Another interesting theme, which we encountered in wines from various domaines across different crus, is a Cabernet Franc-like leafy character towards the back of the palate, which contributes an extra degree of freshness and buvabilité." Will Heslop

Morgon

The vineyards on weinlagen-info


With 1100 ha of vines, Morgon is the second largest Cru after Brouilly, producing wines that are only marginally less powerful than those of Moulin-à-Vent. Certainly Morgon’s are the firmest in the region, with a bouquet of great purity and compact Gamay fruit.
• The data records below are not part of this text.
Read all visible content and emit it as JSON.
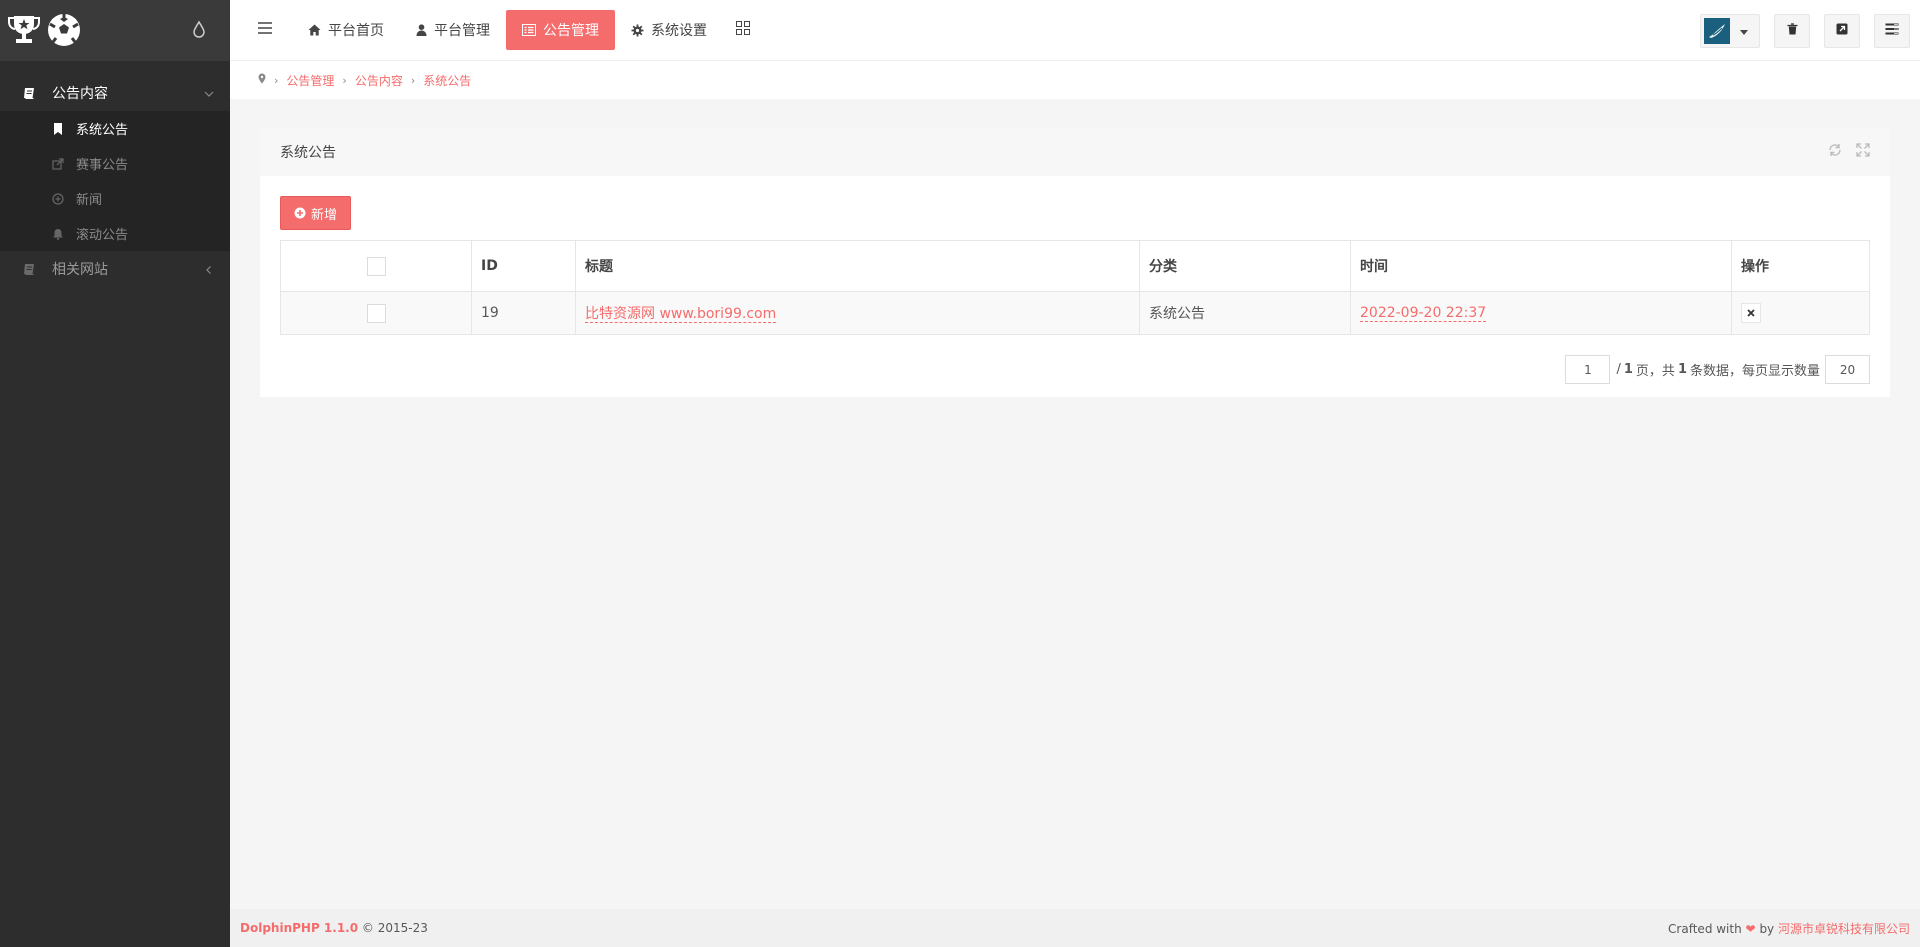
{
  "sidebar": {
    "groups": [
      {
        "label": "公告内容",
        "icon": "book-icon",
        "expanded": true,
        "items": [
          {
            "label": "系统公告",
            "icon": "bookmark-icon",
            "active": true
          },
          {
            "label": "赛事公告",
            "icon": "share-square-icon",
            "active": false
          },
          {
            "label": "新闻",
            "icon": "plus-circle-icon",
            "active": false
          },
          {
            "label": "滚动公告",
            "icon": "bell-icon",
            "active": false
          }
        ]
      },
      {
        "label": "相关网站",
        "icon": "book-icon",
        "expanded": false,
        "items": []
      }
    ]
  },
  "topbar": {
    "nav": [
      {
        "label": "平台首页",
        "icon": "home-icon",
        "active": false
      },
      {
        "label": "平台管理",
        "icon": "user-icon",
        "active": false
      },
      {
        "label": "公告管理",
        "icon": "list-alt-icon",
        "active": true
      },
      {
        "label": "系统设置",
        "icon": "gear-icon",
        "active": false
      }
    ]
  },
  "breadcrumb": [
    "公告管理",
    "公告内容",
    "系统公告"
  ],
  "panel": {
    "title": "系统公告",
    "add_label": "新增",
    "columns": [
      "ID",
      "标题",
      "分类",
      "时间",
      "操作"
    ],
    "rows": [
      {
        "id": "19",
        "title": "比特资源网 www.bori99.com",
        "category": "系统公告",
        "time": "2022-09-20 22:37"
      }
    ],
    "pager": {
      "current": "1",
      "total_pages": "1",
      "total_records": "1",
      "per_page": "20",
      "text_page": "/",
      "text_pages_suffix": "页，共",
      "text_records_suffix": "条数据，每页显示数量"
    }
  },
  "footer": {
    "brand": "DolphinPHP 1.1.0",
    "copyright": "© 2015-23",
    "crafted": "Crafted with",
    "by": "by",
    "company": "河源市卓锐科技有限公司"
  },
  "colors": {
    "accent": "#f56c6c",
    "sidebar_bg": "#2d2d2d",
    "sidebar_header_bg": "#3a3a3a"
  }
}
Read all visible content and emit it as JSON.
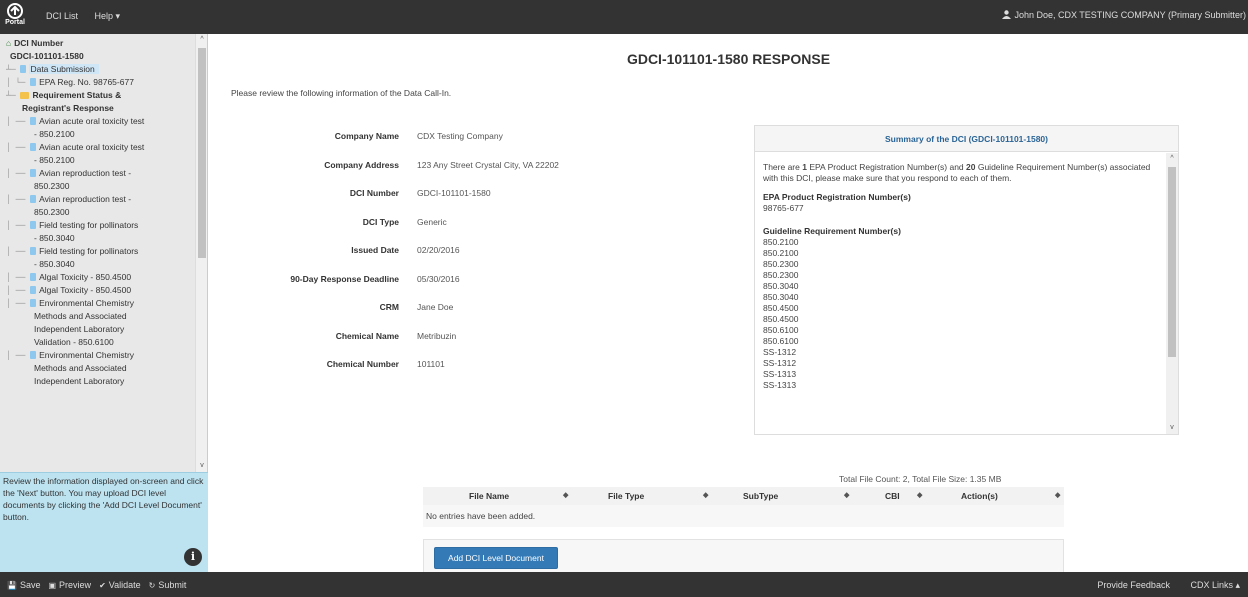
{
  "topbar": {
    "logo_text": "Portal",
    "nav": [
      "DCI List",
      "Help ▾"
    ],
    "user": "John Doe, CDX TESTING COMPANY (Primary Submitter)"
  },
  "sidebar": {
    "tree": [
      {
        "text": "DCI Number",
        "prefix": "",
        "icon": "home",
        "bold": true
      },
      {
        "text": "GDCI-101101-1580",
        "prefix": "",
        "icon": "none",
        "bold": true,
        "indent": 10
      },
      {
        "text": "Data Submission",
        "prefix": "┴─",
        "icon": "file",
        "selected": true
      },
      {
        "text": "EPA Reg. No. 98765-677",
        "prefix": "│ └─",
        "icon": "file"
      },
      {
        "text": "Requirement Status &",
        "prefix": "┴─",
        "icon": "folder",
        "bold": true
      },
      {
        "text": "Registrant's Response",
        "prefix": "",
        "icon": "none",
        "bold": true,
        "indent": 22
      },
      {
        "text": "Avian acute oral toxicity test",
        "prefix": "│ ──",
        "icon": "file"
      },
      {
        "text": "- 850.2100",
        "prefix": "",
        "icon": "none",
        "indent": 34
      },
      {
        "text": "Avian acute oral toxicity test",
        "prefix": "│ ──",
        "icon": "file"
      },
      {
        "text": "- 850.2100",
        "prefix": "",
        "icon": "none",
        "indent": 34
      },
      {
        "text": "Avian reproduction test -",
        "prefix": "│ ──",
        "icon": "file"
      },
      {
        "text": "850.2300",
        "prefix": "",
        "icon": "none",
        "indent": 34
      },
      {
        "text": "Avian reproduction test -",
        "prefix": "│ ──",
        "icon": "file"
      },
      {
        "text": "850.2300",
        "prefix": "",
        "icon": "none",
        "indent": 34
      },
      {
        "text": "Field testing for pollinators",
        "prefix": "│ ──",
        "icon": "file"
      },
      {
        "text": "- 850.3040",
        "prefix": "",
        "icon": "none",
        "indent": 34
      },
      {
        "text": "Field testing for pollinators",
        "prefix": "│ ──",
        "icon": "file"
      },
      {
        "text": "- 850.3040",
        "prefix": "",
        "icon": "none",
        "indent": 34
      },
      {
        "text": "Algal Toxicity - 850.4500",
        "prefix": "│ ──",
        "icon": "file"
      },
      {
        "text": "Algal Toxicity - 850.4500",
        "prefix": "│ ──",
        "icon": "file"
      },
      {
        "text": "Environmental Chemistry",
        "prefix": "│ ──",
        "icon": "file"
      },
      {
        "text": "Methods and Associated",
        "prefix": "",
        "icon": "none",
        "indent": 34
      },
      {
        "text": "Independent Laboratory",
        "prefix": "",
        "icon": "none",
        "indent": 34
      },
      {
        "text": "Validation - 850.6100",
        "prefix": "",
        "icon": "none",
        "indent": 34
      },
      {
        "text": "Environmental Chemistry",
        "prefix": "│ ──",
        "icon": "file"
      },
      {
        "text": "Methods and Associated",
        "prefix": "",
        "icon": "none",
        "indent": 34
      },
      {
        "text": "Independent Laboratory",
        "prefix": "",
        "icon": "none",
        "indent": 34
      }
    ],
    "help_text": "Review the information displayed on-screen and click the 'Next' button. You may upload DCI level documents by clicking the 'Add DCI Level Document' button."
  },
  "main": {
    "title": "GDCI-101101-1580 RESPONSE",
    "intro": "Please review the following information of the Data Call-In.",
    "fields": [
      {
        "label": "Company Name",
        "value": "CDX Testing Company"
      },
      {
        "label": "Company Address",
        "value": "123 Any Street Crystal City, VA 22202"
      },
      {
        "label": "DCI Number",
        "value": "GDCI-101101-1580"
      },
      {
        "label": "DCI Type",
        "value": "Generic"
      },
      {
        "label": "Issued Date",
        "value": "02/20/2016"
      },
      {
        "label": "90-Day Response Deadline",
        "value": "05/30/2016"
      },
      {
        "label": "CRM",
        "value": "Jane Doe"
      },
      {
        "label": "Chemical Name",
        "value": "Metribuzin"
      },
      {
        "label": "Chemical Number",
        "value": "101101"
      }
    ],
    "summary": {
      "title": "Summary of the DCI (GDCI-101101-1580)",
      "text_pre": "There are ",
      "reg_count": "1",
      "text_mid": " EPA Product Registration Number(s) and ",
      "guide_count": "20",
      "text_post": " Guideline Requirement Number(s) associated with this DCI, please make sure that you respond to each of them.",
      "reg_heading": "EPA Product Registration Number(s)",
      "reg_numbers": [
        "98765-677"
      ],
      "guide_heading": "Guideline Requirement Number(s)",
      "guide_numbers": [
        "850.2100",
        "850.2100",
        "850.2300",
        "850.2300",
        "850.3040",
        "850.3040",
        "850.4500",
        "850.4500",
        "850.6100",
        "850.6100",
        "SS-1312",
        "SS-1312",
        "SS-1313",
        "SS-1313"
      ]
    },
    "files": {
      "count_text": "Total File Count: 2, Total File Size: 1.35 MB",
      "columns": [
        "File Name",
        "File Type",
        "SubType",
        "CBI",
        "Action(s)"
      ],
      "empty_text": "No entries have been added.",
      "add_button": "Add DCI Level Document"
    }
  },
  "bottombar": {
    "actions": [
      {
        "label": "Save",
        "icon": "save-icon",
        "glyph": "💾"
      },
      {
        "label": "Preview",
        "icon": "camera-icon",
        "glyph": "▣"
      },
      {
        "label": "Validate",
        "icon": "check-icon",
        "glyph": "✔"
      },
      {
        "label": "Submit",
        "icon": "refresh-icon",
        "glyph": "↻"
      }
    ],
    "right": [
      "Provide Feedback",
      "CDX Links ▴"
    ]
  }
}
Morgon needs more time than other Crus before it can be broached - normally 2-3 years for its most serious exponents – and develop its rich, savoury flavours which lead to a Pinot Noir-like maturity. The ‘Classico’ heart of the Morgon region is the Mont du Py, just south of the commune of Villié-Morgon. The finest wines almost exclusively come from its Côte de Py slope, whose aspect and rich schistous soil contribute to greater ripeness, and yield wines that are denser than anywhere else in the appellation. As you would expect from a region of this size the character and quality of Morgon can vary considerably, but the best are as good, and as sturdy and long-lived, as any other Beaujolais you will find. Recommended Producers: François Calot, Maurice Gaget, Louis-Claude Desvignes.